A Organização para a Cooperação do Desenvolvimento Económico (OCDE) reviu hoje a sua última previsão de crescimento para Portugal, estimando que a economia recue 0,8%. A última previsão apontava para um crescimento de 0,3%.
Para o ano de 2004 a OCDE estima que haja um crescimento de 1,5%, que coincide com o limite superior do intervalo da previsão oficial do Governo. Esta previsão é também mais optimista com a recentemente avançada pela Comissão Europeia, que prevê um aumento de 1%.
A estimativa de crescimento do Produto Interno Bruto (PIB) nacional para 2005 é de 2,6%, de acordo com a mesma entidade.

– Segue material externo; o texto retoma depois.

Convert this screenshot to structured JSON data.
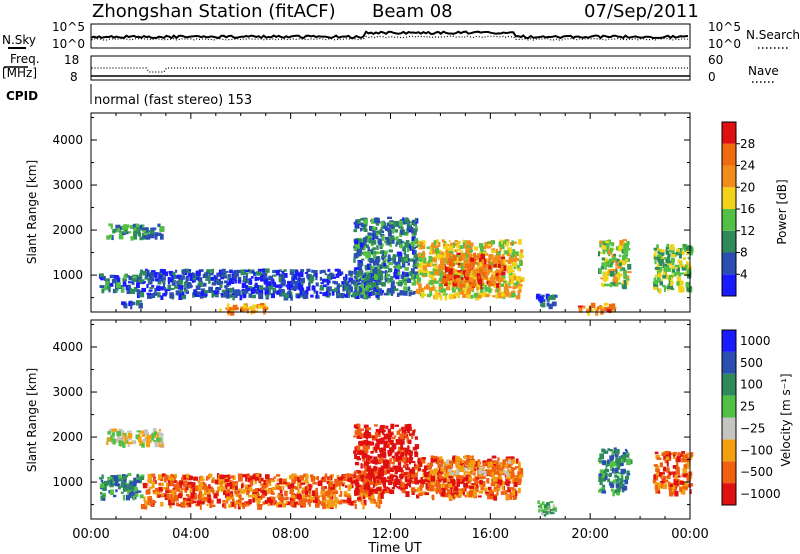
{
  "header": {
    "station": "Zhongshan Station (fitACF)",
    "beam": "Beam 08",
    "date": "07/Sep/2011"
  },
  "status_panels": {
    "nsky_label": "N.Sky",
    "nsearch_label": "N.Search",
    "count_ticks": [
      "10^5",
      "10^0"
    ],
    "freq_label": "Freq.",
    "freq_unit": "[MHz]",
    "freq_ticks": [
      "18",
      "8"
    ],
    "nave_label": "Nave",
    "nave_ticks": [
      "60",
      "0"
    ],
    "cpid_label": "CPID",
    "cpid_text": "normal (fast stereo) 153"
  },
  "colors": {
    "power": [
      "#1a1aff",
      "#2a4fb0",
      "#2e8a5a",
      "#52c044",
      "#f2d31a",
      "#f28c1a",
      "#f06a10",
      "#e01010"
    ],
    "velocity": [
      "#e01010",
      "#f06010",
      "#f2a010",
      "#c4c4c0",
      "#52c044",
      "#2e8a5a",
      "#2a4fb0",
      "#1a1aff"
    ]
  },
  "chart_data": [
    {
      "type": "heatmap",
      "name": "power",
      "ylabel": "Slant Range [km]",
      "xlabel": "Time UT",
      "x_ticks": [
        "00:00",
        "04:00",
        "08:00",
        "12:00",
        "16:00",
        "20:00",
        "00:00"
      ],
      "x_range_hours": [
        0,
        24
      ],
      "y_ticks": [
        1000,
        2000,
        3000,
        4000
      ],
      "ylim": [
        180,
        4600
      ],
      "colorbar_label": "Power [dB]",
      "colorbar_ticks": [
        4,
        8,
        12,
        16,
        20,
        24,
        28
      ],
      "colorbar_range": [
        0,
        32
      ],
      "scatter_regions": [
        {
          "t": [
            0.6,
            2.8
          ],
          "r": [
            1850,
            2150
          ],
          "level": 10
        },
        {
          "t": [
            0.3,
            1.8
          ],
          "r": [
            650,
            1050
          ],
          "level": 8
        },
        {
          "t": [
            1.8,
            11.6
          ],
          "r": [
            550,
            1150
          ],
          "level": 5
        },
        {
          "t": [
            1.2,
            2.2
          ],
          "r": [
            350,
            450
          ],
          "level": 5
        },
        {
          "t": [
            5.0,
            7.0
          ],
          "r": [
            220,
            380
          ],
          "level": 22
        },
        {
          "t": [
            10.5,
            13.0
          ],
          "r": [
            600,
            2300
          ],
          "level": 9
        },
        {
          "t": [
            13.0,
            17.2
          ],
          "r": [
            550,
            1800
          ],
          "level": 18
        },
        {
          "t": [
            14.0,
            16.5
          ],
          "r": [
            800,
            1500
          ],
          "level": 25
        },
        {
          "t": [
            17.8,
            18.6
          ],
          "r": [
            350,
            600
          ],
          "level": 6
        },
        {
          "t": [
            19.5,
            21.0
          ],
          "r": [
            200,
            400
          ],
          "level": 24
        },
        {
          "t": [
            20.3,
            21.5
          ],
          "r": [
            800,
            1800
          ],
          "level": 16
        },
        {
          "t": [
            22.5,
            24.0
          ],
          "r": [
            700,
            1700
          ],
          "level": 14
        }
      ]
    },
    {
      "type": "heatmap",
      "name": "velocity",
      "ylabel": "Slant Range [km]",
      "xlabel": "Time UT",
      "x_ticks": [
        "00:00",
        "04:00",
        "08:00",
        "12:00",
        "16:00",
        "20:00",
        "00:00"
      ],
      "x_range_hours": [
        0,
        24
      ],
      "y_ticks": [
        1000,
        2000,
        3000,
        4000
      ],
      "ylim": [
        180,
        4600
      ],
      "colorbar_label": "Velocity [m s⁻¹]",
      "colorbar_ticks": [
        "1000",
        "500",
        "100",
        "25",
        "−25",
        "−100",
        "−500",
        "−1000"
      ],
      "scatter_regions": [
        {
          "t": [
            0.6,
            2.8
          ],
          "r": [
            1850,
            2200
          ],
          "class": 3
        },
        {
          "t": [
            0.3,
            2.0
          ],
          "r": [
            700,
            1200
          ],
          "class": 5
        },
        {
          "t": [
            2.0,
            11.6
          ],
          "r": [
            500,
            1200
          ],
          "class": 1
        },
        {
          "t": [
            10.5,
            13.0
          ],
          "r": [
            800,
            2300
          ],
          "class": 0
        },
        {
          "t": [
            13.0,
            17.2
          ],
          "r": [
            700,
            1600
          ],
          "class": 1
        },
        {
          "t": [
            14.0,
            16.8
          ],
          "r": [
            1200,
            1500
          ],
          "class": 2
        },
        {
          "t": [
            17.8,
            18.6
          ],
          "r": [
            300,
            600
          ],
          "class": 4
        },
        {
          "t": [
            20.3,
            21.5
          ],
          "r": [
            800,
            1800
          ],
          "class": 5
        },
        {
          "t": [
            22.5,
            24.0
          ],
          "r": [
            800,
            1700
          ],
          "class": 1
        }
      ]
    }
  ]
}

Para o mesmo ano a previsão de Bruxelas é de 2%.
No seu último relatório, a OCDE afirma que a recessão resultou numa «paragem na redução do défice fiscal, apesar dos esforços contínuos de consolidação».
Para a organização, a implementação forte e continuada de medidas estruturais já aprovadas «é essencial para dominar a despesa pública».
Medidas adicionais «serão necessárias para reduzir mais o défice estrutural a médio prazo».
A recuperação para 2004 é fortemente sustentada pelas exportações, que a OCDE estima irem crescer 5,1% no próximo ano, devendo acelerar para 6,6% em 2005. Este ano o aumento deverá ser de 3,3%, recuando as importações 3%
Ao contrário de Bruxelas, a OCDE traça um cenário também mais optimista para a evolução das finanças públicas portuguesas: o défice será contido abaixo do limite de 3% este ano (2,9%), mas irá colar-se aos 3% em 2004.
Recorde-se que a Comissão prevê derrapagens orçamentais acima dos 3%.
O desemprego continuará agravar-se, passando para 6,4% em 2003 para 6,5% em 2004, para depois recuar para 6% em 2005.
A OCDE, organização muito próxima dos Governos dos respectivos Estados-membros, estima que a inflação atinja os 3,3% este ano, descendo para 2,1% e 1,8% nos dois anos seguintes.